Thank you, elected officials, for giving us this choice. At too many other meetings we may attend – of various groups or committees – our only choice is to grab a plastic bottle of water off a table. That’s despite the fact that almost everyone realizes that bottled water is one of the worst ideas ever developed in the commercial world.
When it first came out, many people thought it would never become popular. Why on earth would consumers pay money to buy water in bottles when they could get it from a tap? But, as it turned out, people liked the convenience of having their own handy container of water, and were willing to pay a pretty amazing amount for that.
Decades later, most of us know that the real problem with bottled water isn’t its cost – if you are able and want to pay for it, why shouldn’t you? No, the real problem is the plastic. Discarded containers are trashing up the world. According to a recent article by the journalism nonprofit The Intercept, just 9 percent of the plastic waste in the United States was recycled in 2015, and four-fifths of all the plastic ever produced “has ended up in landfills or scattered all around the world.”
Plastic, you see, does not recycle easily. It can’t be broken down into its basic component parts, and there is little demand for products made out of recycled plastic. According to the article, the U.S. now incinerates six times the amount of plastic it recycles, pouring pollutants and toxic ash into the air.
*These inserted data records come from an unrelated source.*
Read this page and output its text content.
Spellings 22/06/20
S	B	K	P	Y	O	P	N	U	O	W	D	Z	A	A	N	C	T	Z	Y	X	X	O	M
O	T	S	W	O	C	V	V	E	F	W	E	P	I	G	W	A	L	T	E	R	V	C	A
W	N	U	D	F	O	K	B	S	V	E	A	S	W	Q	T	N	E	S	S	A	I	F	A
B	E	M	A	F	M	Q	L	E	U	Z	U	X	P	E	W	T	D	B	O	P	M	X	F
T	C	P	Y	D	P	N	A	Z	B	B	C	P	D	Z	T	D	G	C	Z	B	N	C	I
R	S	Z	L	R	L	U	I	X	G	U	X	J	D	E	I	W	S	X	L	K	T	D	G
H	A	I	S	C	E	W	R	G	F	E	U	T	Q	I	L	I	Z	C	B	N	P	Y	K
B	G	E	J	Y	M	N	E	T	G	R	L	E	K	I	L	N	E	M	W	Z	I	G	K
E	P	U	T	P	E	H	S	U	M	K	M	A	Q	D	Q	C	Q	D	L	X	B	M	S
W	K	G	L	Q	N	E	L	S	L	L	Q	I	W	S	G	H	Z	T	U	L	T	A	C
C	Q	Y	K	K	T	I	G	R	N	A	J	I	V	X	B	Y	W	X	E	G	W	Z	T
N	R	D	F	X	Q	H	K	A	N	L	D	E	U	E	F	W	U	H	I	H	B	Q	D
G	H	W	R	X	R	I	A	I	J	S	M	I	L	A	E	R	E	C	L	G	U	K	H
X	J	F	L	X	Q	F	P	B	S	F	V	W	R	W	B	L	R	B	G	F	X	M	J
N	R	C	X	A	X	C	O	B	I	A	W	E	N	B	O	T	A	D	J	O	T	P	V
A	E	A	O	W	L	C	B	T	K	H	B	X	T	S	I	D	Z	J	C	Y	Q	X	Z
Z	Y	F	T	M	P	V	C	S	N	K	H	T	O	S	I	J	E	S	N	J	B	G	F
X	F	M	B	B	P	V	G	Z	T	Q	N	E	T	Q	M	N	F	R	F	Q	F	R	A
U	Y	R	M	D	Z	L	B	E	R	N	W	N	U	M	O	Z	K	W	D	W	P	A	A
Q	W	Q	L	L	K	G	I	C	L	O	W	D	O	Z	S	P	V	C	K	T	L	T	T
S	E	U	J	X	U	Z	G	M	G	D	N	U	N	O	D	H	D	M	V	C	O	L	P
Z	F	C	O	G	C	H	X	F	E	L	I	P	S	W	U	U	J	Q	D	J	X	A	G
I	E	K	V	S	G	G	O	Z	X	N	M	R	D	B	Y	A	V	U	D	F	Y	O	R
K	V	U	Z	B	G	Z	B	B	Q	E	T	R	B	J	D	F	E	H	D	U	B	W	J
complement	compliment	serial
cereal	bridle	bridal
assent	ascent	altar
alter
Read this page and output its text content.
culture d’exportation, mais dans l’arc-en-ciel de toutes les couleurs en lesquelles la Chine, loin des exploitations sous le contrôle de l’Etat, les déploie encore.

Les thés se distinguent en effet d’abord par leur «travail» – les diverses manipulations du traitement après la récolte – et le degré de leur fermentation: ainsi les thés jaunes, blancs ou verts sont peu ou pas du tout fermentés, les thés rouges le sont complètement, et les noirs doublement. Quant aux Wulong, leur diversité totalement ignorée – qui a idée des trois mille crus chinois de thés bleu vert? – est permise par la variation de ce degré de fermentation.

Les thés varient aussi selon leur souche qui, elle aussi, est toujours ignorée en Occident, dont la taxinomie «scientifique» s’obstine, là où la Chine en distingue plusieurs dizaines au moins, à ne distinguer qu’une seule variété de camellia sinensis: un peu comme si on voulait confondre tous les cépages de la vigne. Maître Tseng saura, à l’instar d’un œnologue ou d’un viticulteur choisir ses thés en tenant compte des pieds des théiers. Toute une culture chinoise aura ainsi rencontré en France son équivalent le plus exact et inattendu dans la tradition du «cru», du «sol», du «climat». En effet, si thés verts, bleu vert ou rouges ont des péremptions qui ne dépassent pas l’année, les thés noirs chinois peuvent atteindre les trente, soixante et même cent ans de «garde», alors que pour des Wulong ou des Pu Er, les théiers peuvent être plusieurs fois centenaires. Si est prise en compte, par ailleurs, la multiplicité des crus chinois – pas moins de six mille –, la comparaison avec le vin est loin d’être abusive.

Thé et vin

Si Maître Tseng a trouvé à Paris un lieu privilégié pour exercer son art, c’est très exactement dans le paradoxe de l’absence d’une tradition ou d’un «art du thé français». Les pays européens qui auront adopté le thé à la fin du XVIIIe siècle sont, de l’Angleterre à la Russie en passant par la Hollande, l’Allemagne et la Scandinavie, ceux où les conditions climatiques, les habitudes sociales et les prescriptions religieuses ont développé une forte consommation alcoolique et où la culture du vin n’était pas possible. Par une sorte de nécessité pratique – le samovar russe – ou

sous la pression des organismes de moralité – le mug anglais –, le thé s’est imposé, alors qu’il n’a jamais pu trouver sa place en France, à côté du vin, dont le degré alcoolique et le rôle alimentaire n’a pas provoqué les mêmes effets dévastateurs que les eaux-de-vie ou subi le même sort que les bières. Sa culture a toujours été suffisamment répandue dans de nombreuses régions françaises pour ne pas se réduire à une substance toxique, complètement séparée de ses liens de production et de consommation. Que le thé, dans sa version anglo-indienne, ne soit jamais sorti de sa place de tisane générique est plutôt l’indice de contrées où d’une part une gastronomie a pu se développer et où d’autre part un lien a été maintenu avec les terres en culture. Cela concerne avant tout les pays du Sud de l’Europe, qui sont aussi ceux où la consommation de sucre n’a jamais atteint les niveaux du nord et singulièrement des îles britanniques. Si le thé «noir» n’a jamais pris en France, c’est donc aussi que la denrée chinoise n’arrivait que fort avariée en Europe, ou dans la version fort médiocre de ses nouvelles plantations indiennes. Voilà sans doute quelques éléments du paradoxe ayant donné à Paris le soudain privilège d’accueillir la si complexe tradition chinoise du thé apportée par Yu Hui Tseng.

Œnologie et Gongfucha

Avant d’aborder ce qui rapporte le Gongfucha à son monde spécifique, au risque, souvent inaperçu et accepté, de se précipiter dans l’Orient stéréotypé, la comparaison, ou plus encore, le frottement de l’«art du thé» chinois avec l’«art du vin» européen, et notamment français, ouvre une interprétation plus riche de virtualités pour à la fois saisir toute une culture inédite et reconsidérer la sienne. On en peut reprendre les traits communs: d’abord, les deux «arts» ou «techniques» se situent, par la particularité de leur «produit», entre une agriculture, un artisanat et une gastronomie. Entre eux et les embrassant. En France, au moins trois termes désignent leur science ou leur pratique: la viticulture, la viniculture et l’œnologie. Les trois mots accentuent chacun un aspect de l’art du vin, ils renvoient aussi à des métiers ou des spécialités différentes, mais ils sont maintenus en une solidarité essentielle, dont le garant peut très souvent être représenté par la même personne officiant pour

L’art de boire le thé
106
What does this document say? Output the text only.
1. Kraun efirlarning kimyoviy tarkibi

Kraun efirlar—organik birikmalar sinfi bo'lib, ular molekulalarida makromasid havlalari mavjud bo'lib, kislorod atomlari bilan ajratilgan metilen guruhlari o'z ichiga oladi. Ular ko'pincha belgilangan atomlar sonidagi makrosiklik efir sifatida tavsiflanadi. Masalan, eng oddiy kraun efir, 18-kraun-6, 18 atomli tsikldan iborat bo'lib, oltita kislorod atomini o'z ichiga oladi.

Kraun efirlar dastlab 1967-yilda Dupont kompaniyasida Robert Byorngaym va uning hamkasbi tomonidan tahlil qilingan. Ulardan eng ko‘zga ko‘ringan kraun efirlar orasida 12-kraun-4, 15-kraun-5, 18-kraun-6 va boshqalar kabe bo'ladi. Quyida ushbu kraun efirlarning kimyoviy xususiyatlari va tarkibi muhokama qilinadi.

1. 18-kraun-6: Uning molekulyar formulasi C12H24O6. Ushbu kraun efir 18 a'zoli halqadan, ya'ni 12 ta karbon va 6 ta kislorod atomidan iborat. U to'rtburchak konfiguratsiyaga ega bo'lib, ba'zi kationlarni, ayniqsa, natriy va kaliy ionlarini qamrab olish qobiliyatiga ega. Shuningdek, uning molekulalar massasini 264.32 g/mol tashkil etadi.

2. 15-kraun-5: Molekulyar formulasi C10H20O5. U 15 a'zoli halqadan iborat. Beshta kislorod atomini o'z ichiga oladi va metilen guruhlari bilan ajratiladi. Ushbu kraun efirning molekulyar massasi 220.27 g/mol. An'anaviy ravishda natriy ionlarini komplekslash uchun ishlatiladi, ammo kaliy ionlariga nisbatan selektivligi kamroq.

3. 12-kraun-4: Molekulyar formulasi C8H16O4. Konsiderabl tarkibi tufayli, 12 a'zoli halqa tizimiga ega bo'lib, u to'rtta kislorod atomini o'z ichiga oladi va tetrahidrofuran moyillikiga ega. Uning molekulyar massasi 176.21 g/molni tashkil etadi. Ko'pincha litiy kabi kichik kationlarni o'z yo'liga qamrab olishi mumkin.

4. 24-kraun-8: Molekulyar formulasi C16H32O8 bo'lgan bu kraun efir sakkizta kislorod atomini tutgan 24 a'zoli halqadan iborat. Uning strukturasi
So if you imagine that it’s okay to drink bottled water as long as you haul the empty bottles to the recycling bin, think again.
The fact is, there’s really no reason other than convenience to drink bottled water. It isn’t necessarily purer than tap water – a study last year found that 93 percent of the bottled water sampled contained microplastics, little bits of broken-down plastic that are going into your body. Other studies have found that much bottled water is merely municipal tap water stuck into an attractive container, while other brand are contaminated with pollutants or bacteria. Remember, municipalities are required to release annual reports on the quality of their water – companies selling bottled water are not.
There are, of course, a number of wasteful plastic items for which we need to be developing alternatives, including plastic bags, clamshells that food comes in, plastic lids and straws, and so on. But one of the easiest items for us to do without is bottled water.
Sure, we’ve all bought a bottle here or there when we were thirsty and didn’t have an easy way to get a drink otherwise. But there’s no excuse for bottles of water to be the only alternative offered at local meetings. It really isn’t difficult to get a pitcher, fill it up, and set out some paper (not Styrofoam!) cups or reusable glasses. If you’re really worried about water quality, filter the water. Yes, the filter will be in a plastic container, but it will produce a lot less waste than flats of bottled water.
We aren’t even asking that groups stop offering the bottles – just that they provide people an alternative.
As we transition into a hotter, more crowded, and more polluted world, protecting our water supply and our environment is going to become more and more crucial. Yes, the Bible says that humans are supposed to have dominion over the earth, but it doesn’t say we should simply make a giant mess and wait for God to come clean it up.
Drinking less bottled water is an easy step toward making things better.